Religion and Expression Rights Denied, Broader Reform Agenda Endangered
The decision by Turkey’s Constitutional Court to cancel constitutional amendments that would have opened the way for women to wear a headscarf in universities is a blow to freedom of religion and other fundamental rights, Human Rights Watch said today. The court ruled on June 5 that the Turkish parliament had violated the constitutionally enshrined principle of secularism when it passed amendments to lift the headscarf ban on university campuses. The amendments were adopted by an overwhelming majority of parliament.
“This decision means that women who choose to wear a headscarf in Turkey will be forced to choose between their religion and their education,” said Holly Cartner, Europe and Central Asia director at Human Rights Watch. “This is a truly disappointing decision and does not bode well for the reform process.”
In early February 2008, the governing Justice and Development Party (AKP), supported by the opposition Nationalist Action Party (MHP), passed changes to the constitution concerning the principle of equality and the right to education. The headscarf is not specifically mentioned in either of these amendments, but the parliament’s intention was to end its ban in universities.
The Constitutional Court’s decision to annul these amendments will have a dire impact on women university students who wish to wear a headscarf for reasons of conscience and as an expression of their Muslim faith. Human Rights Watch has long supported lifting the current restrictions on headscarves in university on the grounds that the prohibition is an unwarranted infringement on the right to religious practice.
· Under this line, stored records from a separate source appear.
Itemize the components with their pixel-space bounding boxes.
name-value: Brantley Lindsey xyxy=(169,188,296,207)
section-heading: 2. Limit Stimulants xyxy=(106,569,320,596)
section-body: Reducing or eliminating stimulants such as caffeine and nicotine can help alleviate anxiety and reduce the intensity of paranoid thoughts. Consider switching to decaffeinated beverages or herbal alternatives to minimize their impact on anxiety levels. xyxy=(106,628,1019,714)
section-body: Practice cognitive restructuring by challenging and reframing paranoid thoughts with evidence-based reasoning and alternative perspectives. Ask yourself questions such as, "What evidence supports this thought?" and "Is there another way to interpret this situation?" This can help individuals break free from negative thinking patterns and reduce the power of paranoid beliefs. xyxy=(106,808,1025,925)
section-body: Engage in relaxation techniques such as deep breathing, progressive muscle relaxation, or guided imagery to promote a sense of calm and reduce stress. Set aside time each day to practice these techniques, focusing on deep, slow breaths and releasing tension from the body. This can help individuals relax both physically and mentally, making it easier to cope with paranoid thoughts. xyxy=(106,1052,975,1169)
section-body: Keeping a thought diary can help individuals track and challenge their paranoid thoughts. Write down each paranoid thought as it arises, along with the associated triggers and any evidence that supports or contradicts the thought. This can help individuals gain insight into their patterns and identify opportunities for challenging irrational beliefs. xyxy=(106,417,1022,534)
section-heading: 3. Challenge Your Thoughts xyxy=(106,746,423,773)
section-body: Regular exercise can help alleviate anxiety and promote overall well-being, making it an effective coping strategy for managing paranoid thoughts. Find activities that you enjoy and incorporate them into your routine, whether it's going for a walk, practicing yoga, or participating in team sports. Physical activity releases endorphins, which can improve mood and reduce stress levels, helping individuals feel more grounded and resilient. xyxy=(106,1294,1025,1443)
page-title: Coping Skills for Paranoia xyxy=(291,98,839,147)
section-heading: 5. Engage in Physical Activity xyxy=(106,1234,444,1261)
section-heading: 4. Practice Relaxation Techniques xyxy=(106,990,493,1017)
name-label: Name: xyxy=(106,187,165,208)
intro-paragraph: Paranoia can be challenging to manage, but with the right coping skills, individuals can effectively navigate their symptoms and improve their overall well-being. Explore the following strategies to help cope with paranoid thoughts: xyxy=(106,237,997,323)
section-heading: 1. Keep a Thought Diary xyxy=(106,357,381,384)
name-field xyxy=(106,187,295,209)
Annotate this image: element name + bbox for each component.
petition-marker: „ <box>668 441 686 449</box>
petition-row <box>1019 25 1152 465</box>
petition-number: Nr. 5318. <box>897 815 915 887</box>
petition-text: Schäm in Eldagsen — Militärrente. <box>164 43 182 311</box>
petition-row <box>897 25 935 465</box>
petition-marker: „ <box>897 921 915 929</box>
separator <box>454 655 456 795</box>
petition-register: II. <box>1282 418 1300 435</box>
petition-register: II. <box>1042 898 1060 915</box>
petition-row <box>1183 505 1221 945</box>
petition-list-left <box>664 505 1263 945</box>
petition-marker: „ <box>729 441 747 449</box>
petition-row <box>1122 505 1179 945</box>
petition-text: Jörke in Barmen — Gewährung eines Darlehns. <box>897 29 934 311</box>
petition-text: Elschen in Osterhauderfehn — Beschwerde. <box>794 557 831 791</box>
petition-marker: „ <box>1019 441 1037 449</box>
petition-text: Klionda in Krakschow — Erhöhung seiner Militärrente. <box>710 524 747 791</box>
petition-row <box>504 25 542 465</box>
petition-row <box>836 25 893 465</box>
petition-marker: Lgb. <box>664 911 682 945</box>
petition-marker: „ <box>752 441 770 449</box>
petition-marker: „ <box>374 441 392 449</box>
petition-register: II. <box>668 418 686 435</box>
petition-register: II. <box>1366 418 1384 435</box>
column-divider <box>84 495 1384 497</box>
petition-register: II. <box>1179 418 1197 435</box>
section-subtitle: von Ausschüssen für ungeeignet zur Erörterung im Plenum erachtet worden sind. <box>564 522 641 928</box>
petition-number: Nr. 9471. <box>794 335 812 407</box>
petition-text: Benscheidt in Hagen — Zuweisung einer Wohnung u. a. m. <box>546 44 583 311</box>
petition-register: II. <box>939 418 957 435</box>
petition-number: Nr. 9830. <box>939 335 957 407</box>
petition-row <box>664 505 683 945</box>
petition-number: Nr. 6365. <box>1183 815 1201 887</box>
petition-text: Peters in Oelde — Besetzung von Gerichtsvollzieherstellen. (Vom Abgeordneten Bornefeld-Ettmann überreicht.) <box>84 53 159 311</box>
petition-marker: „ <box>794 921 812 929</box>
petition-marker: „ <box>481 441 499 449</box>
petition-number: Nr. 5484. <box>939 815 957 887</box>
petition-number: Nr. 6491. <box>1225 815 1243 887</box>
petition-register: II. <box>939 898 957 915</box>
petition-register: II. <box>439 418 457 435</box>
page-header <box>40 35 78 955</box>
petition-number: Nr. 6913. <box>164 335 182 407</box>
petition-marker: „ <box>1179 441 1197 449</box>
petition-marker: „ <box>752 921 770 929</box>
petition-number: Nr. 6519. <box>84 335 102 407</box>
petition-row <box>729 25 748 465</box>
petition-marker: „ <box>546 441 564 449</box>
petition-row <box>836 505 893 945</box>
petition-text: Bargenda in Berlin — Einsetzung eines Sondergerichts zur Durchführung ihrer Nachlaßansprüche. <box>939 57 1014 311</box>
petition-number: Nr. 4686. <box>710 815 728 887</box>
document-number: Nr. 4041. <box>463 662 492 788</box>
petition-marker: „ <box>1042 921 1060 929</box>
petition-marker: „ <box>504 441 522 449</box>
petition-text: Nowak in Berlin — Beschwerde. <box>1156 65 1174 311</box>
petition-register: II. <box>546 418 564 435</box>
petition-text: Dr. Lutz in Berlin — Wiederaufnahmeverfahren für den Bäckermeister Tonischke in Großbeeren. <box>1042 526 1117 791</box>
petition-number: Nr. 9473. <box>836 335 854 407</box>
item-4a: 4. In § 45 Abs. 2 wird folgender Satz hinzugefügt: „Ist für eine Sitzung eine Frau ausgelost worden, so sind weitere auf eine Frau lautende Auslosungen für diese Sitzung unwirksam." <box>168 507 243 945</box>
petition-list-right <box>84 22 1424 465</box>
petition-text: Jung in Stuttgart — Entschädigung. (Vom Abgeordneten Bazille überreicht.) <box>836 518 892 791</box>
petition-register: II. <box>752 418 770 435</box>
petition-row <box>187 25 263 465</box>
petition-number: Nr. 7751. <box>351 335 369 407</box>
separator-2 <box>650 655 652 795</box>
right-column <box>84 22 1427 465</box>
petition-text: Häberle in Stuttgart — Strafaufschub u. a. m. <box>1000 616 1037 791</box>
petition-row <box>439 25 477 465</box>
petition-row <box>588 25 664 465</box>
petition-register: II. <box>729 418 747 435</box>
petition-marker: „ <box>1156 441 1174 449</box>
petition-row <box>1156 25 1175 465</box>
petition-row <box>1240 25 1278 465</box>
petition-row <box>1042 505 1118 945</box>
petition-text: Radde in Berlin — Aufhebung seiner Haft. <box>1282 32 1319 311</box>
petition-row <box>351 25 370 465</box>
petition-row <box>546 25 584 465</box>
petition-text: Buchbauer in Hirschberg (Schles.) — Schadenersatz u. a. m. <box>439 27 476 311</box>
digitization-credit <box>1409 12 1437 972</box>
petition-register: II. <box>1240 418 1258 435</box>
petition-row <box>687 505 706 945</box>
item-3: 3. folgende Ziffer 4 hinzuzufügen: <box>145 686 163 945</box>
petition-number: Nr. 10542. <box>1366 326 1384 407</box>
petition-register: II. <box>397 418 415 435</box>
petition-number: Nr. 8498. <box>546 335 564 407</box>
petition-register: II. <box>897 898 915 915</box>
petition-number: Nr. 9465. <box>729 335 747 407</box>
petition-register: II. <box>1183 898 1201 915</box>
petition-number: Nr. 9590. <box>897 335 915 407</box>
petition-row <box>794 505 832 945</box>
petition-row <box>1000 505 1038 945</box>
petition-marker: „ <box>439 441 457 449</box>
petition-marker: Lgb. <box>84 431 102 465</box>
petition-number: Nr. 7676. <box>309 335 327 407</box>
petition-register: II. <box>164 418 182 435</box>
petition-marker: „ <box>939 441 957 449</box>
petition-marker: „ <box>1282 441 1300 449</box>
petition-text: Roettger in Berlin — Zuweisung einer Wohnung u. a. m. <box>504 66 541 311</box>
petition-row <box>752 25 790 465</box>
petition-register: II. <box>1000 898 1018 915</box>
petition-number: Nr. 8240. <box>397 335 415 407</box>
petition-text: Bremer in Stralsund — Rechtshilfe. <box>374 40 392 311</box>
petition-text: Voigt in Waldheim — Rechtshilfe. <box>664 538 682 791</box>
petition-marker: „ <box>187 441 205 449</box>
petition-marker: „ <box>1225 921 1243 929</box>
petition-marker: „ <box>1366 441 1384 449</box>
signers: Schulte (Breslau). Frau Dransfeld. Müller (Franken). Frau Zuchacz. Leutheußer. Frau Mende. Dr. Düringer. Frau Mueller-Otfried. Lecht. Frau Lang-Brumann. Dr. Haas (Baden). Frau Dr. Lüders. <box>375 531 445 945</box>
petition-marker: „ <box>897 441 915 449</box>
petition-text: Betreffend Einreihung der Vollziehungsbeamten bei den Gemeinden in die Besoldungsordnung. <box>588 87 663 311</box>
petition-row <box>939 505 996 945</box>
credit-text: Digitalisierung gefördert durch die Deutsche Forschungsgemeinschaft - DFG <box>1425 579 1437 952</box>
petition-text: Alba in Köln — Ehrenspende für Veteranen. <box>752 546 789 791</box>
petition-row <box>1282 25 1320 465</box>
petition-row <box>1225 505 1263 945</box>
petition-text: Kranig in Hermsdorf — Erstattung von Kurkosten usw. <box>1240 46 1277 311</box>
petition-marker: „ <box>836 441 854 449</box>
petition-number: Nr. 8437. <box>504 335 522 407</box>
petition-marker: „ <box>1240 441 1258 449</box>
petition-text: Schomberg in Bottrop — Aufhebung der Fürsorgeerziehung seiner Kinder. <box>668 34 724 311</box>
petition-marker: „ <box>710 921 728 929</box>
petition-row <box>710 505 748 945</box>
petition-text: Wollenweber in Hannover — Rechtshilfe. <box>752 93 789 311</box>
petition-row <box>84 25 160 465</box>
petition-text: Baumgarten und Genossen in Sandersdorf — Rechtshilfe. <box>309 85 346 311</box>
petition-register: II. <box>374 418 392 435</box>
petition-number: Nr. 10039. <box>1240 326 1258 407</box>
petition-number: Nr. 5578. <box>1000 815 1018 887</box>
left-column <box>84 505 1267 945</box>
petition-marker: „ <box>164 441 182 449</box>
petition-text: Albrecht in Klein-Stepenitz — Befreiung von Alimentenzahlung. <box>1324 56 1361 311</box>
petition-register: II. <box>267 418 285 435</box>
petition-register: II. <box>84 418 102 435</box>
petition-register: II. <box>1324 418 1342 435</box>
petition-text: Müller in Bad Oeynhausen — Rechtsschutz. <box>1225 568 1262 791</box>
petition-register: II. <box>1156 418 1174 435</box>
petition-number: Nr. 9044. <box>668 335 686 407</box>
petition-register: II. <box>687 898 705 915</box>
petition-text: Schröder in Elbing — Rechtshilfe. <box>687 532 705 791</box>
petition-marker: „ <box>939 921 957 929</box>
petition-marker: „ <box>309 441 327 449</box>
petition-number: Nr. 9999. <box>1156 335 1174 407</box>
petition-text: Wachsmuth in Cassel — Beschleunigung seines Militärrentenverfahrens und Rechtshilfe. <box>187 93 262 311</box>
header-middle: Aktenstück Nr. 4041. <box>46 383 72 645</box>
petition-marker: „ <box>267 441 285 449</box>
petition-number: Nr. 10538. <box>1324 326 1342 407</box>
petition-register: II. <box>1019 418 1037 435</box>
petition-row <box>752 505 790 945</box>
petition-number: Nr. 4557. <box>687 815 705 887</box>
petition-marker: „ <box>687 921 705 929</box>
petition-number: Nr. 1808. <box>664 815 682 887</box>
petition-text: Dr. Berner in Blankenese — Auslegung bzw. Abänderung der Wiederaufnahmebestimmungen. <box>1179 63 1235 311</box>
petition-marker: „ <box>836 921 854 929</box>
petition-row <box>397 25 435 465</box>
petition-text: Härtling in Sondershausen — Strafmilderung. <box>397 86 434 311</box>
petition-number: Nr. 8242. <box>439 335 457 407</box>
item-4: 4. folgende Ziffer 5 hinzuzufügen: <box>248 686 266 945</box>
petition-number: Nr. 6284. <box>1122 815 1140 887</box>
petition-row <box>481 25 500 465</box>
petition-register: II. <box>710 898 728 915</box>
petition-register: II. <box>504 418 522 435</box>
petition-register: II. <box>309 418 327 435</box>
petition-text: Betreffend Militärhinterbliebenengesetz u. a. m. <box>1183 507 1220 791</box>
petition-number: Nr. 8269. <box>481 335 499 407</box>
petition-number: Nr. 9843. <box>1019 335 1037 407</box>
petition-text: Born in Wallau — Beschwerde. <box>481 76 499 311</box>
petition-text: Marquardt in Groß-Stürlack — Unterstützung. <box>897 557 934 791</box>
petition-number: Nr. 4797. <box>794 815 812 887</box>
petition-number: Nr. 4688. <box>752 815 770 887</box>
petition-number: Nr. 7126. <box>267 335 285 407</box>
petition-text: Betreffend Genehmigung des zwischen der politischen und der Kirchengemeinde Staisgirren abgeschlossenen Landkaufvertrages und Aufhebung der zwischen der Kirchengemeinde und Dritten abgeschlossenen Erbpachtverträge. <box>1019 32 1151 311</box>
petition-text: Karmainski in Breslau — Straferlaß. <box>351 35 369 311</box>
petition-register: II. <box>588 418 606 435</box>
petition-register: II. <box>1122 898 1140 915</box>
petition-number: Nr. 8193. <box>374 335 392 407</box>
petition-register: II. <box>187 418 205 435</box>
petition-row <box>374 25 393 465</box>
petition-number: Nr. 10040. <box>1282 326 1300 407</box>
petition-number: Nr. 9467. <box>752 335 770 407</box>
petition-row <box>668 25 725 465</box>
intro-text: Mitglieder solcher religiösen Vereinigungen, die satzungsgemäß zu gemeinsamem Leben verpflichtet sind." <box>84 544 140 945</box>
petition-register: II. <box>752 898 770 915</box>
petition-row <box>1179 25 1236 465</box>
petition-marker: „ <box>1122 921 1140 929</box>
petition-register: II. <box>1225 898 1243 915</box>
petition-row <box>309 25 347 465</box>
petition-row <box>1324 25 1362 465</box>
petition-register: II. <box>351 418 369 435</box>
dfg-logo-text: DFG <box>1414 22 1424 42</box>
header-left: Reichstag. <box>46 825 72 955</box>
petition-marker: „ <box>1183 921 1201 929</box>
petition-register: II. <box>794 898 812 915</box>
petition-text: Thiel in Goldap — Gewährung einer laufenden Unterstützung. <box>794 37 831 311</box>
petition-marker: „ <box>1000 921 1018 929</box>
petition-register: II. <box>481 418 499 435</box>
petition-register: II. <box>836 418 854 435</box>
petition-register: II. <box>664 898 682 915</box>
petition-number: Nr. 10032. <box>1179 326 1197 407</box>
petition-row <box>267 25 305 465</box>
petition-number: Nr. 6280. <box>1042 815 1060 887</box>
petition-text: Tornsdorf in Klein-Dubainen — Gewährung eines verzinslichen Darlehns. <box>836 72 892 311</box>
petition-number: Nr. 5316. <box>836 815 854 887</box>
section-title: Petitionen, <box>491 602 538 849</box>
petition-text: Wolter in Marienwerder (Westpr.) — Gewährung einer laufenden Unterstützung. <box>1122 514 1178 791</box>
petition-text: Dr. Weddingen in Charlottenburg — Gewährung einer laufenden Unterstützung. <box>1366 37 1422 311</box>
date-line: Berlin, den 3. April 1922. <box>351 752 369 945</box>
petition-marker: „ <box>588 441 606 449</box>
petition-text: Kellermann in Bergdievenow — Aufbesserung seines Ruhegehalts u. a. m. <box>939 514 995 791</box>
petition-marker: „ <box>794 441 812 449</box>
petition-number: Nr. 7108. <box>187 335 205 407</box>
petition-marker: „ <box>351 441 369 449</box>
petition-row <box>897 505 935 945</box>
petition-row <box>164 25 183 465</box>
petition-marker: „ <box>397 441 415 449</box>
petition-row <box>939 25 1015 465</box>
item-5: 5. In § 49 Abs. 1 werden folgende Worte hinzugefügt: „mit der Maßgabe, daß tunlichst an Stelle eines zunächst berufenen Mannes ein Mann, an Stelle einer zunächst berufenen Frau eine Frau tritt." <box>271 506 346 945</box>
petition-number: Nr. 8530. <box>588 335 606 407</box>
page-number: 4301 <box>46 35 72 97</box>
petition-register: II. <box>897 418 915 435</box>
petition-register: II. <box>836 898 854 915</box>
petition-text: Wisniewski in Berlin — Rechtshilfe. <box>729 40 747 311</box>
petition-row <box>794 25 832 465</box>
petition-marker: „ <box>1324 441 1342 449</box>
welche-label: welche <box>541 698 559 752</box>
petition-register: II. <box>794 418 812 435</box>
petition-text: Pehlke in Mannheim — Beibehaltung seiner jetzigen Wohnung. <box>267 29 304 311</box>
Moreover, this restriction of dress, which only applies to women, is discriminatory and violates their right to education, freedom of thought, conscience, religion, and privacy.
In a 2004 report, “Memorandum to the Turkish Government on Human Rights Watch’s Concerns with Regard to Academic Freedom in Higher Education, and Access to Higher Education for Women who Wear the Headscarf ”, Human Rights Watch urged the government to lift the headscarf ban as part of a broader strategy for remedying shortcomings in the protection of women and improving their access to education and employment. A similar approach was suggested by the United Nations Committee on the Elimination of Discrimination against Women.
“The failed attempt by the AKP government to change the constitution on the headscarf issue only highlights its failure to redraft the constitution in its entirety, despite having promised to do so when it was re-elected,” Cartner said. “The 1982 constitution fails to protect human rights and should have been done away with already.”
The current constitution was drawn up in 1982 under the then-military regime brought to power by the September 12, 1980 military coup. This constitution severely restricts the fundamental freedoms and human rights enshrined in Turkey’s international human rights obligations, including limitations on freedom of expression, which have had a particularly negative impact on Turkey’s minorities.
After being re-elected with 47 percent of the vote in the July 2007 general election, the government promised to revise the 1982 Constitution entirely. However, instead of producing a new draft constitution that would address the broad range of rights concerns, the government controversially promoted only the amendments to lift the headscarf ban that prompted the June 5 Constitutional Court decision.
The constitutional changes were drawn up by the government with the support of the opposition MHP on January 29, 2008 and passed by the Turkish Parliament on February 6 and 9. On February 22, President Abdullah Gül approved the changes. In response, the opposition CHP (Republican People’s Party) and the DSP (Democratic Left Party) applied to the Constitutional Court for the annulment of these changes on the grounds that they violated the principle of secularism in Article 2 of the Constitution.
On May 17, Osman Can, the rapporteur appointed by the Constitutional Court, submitted a report to the court advising that the case should be dismissed on the grounds that the court’s authority could not extend to monitoring substantive constitutional changes introduced by a parliament. Osman Can’s report, which had no binding power on the court, focused on the limitations on the court’s powers and argued on the basis of the court’s previous decisions and the 1982 Constitution that its focus should be on monitoring constitutional reforms on a procedural basis.